I'm initializing the char array 'global' with
integer values (represented by 'i'). But since the
integer data type is 4x larger (4 byte on my machine) than
the char data type, I initialize the char element but at
the same time I overwrite the 3 subsequent char array elements
by the remaining 3 integer bytes. Moreover, when initializing
the last array element, I write 3 bytes beyond the array ranges
which might corrupt some other values stored in memory.
Is this right?

Chris

memset()

memset has nothing to do with the original post.

 

[Keith Thompson]

I'm wondering if my small example is not
"dangerous":

#define SIZE 10
char global[SIZE];
char* globalPtr = global;

int main()
{
char i;

for ( i = 0; i < SIZE; i = i + 1 ) {
(*globalPtr) = i;
globalPtr++;
}
}

I'm initializing the char array 'global' with
integer values (represented by 'i'). But since the
integer data type is 4x larger (4 byte on my machine) than
the char data type, I initialize the char element but at
the same time I overwrite the 3 subsequent char array elements
by the remaining 3 integer bytes. Moreover, when initializing
the last array element, I write 3 bytes beyond the array ranges
which might corrupt some other values stored in memory.
Is this right?

A simple assignment, such as your "(*globalPtr) = i;", simply copies a
value (determined by evaluating the right hand side) to an object
(determined by the left hand side).
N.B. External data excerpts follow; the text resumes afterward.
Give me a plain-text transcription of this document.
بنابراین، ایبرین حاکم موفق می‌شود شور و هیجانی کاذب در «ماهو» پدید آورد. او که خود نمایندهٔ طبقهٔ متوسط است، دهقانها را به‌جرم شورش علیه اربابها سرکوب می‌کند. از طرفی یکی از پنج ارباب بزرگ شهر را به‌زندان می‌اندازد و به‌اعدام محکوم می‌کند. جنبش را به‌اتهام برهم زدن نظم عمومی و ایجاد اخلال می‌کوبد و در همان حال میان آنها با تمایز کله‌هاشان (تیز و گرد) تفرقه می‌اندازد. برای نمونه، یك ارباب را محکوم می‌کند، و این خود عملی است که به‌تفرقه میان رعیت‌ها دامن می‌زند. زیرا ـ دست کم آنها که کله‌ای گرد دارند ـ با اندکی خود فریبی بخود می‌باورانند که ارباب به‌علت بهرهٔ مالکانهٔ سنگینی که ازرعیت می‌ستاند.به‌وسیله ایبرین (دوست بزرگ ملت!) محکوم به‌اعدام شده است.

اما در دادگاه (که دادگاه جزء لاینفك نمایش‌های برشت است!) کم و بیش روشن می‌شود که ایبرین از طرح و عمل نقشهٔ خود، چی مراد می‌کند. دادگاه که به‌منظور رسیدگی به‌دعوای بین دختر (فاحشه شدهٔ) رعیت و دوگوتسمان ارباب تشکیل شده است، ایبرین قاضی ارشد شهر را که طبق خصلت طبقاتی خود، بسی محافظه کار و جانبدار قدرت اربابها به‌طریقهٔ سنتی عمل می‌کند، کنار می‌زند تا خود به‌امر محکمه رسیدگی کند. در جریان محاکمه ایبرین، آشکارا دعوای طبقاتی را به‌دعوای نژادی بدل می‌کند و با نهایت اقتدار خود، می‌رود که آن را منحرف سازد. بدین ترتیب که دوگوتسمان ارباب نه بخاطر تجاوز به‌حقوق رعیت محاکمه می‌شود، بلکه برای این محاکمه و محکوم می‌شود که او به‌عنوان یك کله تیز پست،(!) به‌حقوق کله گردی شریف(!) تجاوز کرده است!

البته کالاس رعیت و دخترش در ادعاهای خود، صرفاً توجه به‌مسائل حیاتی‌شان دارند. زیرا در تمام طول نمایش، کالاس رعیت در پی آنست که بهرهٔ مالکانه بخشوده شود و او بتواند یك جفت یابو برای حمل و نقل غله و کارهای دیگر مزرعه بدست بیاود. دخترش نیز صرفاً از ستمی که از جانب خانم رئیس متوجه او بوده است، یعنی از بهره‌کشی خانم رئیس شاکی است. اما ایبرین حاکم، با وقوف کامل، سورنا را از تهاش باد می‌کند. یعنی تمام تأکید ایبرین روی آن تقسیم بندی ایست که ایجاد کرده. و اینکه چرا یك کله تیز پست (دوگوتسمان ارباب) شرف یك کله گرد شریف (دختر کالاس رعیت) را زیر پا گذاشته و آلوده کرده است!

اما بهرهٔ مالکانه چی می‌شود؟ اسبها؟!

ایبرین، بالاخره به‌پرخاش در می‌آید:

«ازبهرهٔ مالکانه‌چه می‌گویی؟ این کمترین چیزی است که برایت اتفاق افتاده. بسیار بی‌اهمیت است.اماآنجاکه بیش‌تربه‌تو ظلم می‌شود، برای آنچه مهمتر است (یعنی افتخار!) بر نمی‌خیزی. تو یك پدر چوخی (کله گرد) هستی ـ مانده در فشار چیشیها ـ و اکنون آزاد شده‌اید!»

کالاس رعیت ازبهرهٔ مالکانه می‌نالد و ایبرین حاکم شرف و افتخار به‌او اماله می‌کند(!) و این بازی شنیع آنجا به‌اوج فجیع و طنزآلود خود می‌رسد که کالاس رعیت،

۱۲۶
The expression is converted, if
necessary, to the target type; it will never write any data outside
the target object.

You said elsewhere that you meant i to be an int, not a char. That
just means that the value is converted from int to char. There could
be problems with the conversion if the value is to large to fit in a
char, but the worst thing that can happen is that some
implementation-defined value is assigned to the target (or, in C99,
that an implementation-defined signal is raised); it will never
clobber memory outside the target object. (Any problems occur on the
conversion, not on the assignment.)